My research in mixnets focuses on understanding and quantifying the privacy guarantees that they provide. In the past, I have done this from a theoretical perspective, using statistics and signal processing techniques. Recently, we have seen some actual deployments of mixnets (e.g., Nym), and I would love to study the privacy of these specific systems!
Below are my papers on the topic. If you are a student looking for one paper to read on this topic, start with my first paper ever (only four pages, and enough math to scare you off). If you enjoyed that and want to read more math, also give this one a read.
Open your phone, got to location permissions, and see how many apps you are sharing your location with. Probably a lot. Food delivery, rideshare, weather forecast, camera, dating apps, etc. To use most of these apps, we need to share our location data with a service provider. Have you ever wondered how sensitive this information is? With your location information is not only trivial to learn where you live and work, but one could probably infer your hobbies, habits, political preferences, etc. What if the service provider is malicious or does not have the proper safeguards to protect your data? Scary!

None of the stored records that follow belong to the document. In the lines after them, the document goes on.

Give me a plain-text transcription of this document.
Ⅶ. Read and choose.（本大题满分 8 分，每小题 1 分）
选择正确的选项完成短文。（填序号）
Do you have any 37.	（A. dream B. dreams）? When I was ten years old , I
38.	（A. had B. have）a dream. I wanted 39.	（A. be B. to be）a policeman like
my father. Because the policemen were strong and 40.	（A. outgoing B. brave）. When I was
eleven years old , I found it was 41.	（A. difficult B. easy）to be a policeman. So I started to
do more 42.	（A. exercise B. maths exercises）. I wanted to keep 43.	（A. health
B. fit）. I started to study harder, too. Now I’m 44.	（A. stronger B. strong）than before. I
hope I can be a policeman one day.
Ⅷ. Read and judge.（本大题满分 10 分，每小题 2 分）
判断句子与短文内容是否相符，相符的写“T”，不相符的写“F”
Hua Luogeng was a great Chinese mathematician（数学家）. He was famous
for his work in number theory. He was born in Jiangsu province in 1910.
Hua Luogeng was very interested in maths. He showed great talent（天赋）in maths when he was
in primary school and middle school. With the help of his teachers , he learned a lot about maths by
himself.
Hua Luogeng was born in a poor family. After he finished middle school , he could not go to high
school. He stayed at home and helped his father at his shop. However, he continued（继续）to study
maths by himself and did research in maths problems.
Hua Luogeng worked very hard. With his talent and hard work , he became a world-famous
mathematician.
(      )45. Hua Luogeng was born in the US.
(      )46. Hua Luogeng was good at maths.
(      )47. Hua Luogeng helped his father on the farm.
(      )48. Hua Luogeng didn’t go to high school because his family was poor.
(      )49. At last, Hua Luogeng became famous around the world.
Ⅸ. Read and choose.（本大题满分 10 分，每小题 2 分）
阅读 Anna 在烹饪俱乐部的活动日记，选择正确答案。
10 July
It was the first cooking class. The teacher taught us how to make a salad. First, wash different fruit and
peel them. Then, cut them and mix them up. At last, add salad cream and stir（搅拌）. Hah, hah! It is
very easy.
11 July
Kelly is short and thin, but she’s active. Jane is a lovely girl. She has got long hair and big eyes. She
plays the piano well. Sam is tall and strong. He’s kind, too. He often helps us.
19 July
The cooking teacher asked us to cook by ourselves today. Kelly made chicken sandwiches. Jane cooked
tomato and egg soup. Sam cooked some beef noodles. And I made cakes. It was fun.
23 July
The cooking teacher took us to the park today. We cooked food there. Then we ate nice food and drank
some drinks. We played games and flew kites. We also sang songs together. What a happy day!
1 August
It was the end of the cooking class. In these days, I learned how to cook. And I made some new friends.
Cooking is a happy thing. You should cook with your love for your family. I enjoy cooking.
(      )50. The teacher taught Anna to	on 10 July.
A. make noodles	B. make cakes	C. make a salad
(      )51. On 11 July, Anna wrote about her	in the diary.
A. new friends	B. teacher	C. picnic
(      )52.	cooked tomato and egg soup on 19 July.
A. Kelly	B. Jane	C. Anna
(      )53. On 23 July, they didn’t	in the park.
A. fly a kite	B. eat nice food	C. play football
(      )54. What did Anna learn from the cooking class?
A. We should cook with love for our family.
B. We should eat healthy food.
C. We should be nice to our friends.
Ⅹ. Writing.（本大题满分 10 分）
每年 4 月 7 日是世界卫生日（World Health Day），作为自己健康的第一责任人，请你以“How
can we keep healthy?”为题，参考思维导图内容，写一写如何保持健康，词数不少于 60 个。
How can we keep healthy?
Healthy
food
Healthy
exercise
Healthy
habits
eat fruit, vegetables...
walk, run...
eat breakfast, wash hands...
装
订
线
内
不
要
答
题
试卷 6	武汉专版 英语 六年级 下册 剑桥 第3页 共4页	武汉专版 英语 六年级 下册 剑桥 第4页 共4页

My research in location privacy studies location privacy-preserving mechanisms, which partially hide our location to provide some privacy while still being able to get some utility from the service. My work so far has focused on reasoning about which metrics are appropriate to quantify privacy in this case, and studied how to optimize the privacy-utility trade-offs in this setting.
If you want to read one paper about this, I would recommend my CCS'17 paper. Here's the full list:
Besides this, I would be open to explore other privacy problems where my knowledge can be helpful. Basically: if there is a technology that relies on data collected from people, this data can be privacy-sensitive, and we do not know how to measure or prevent the privacy leakage, then that is potentially a problem I want to work on.
I also like doing work that involves differential privacy in some way!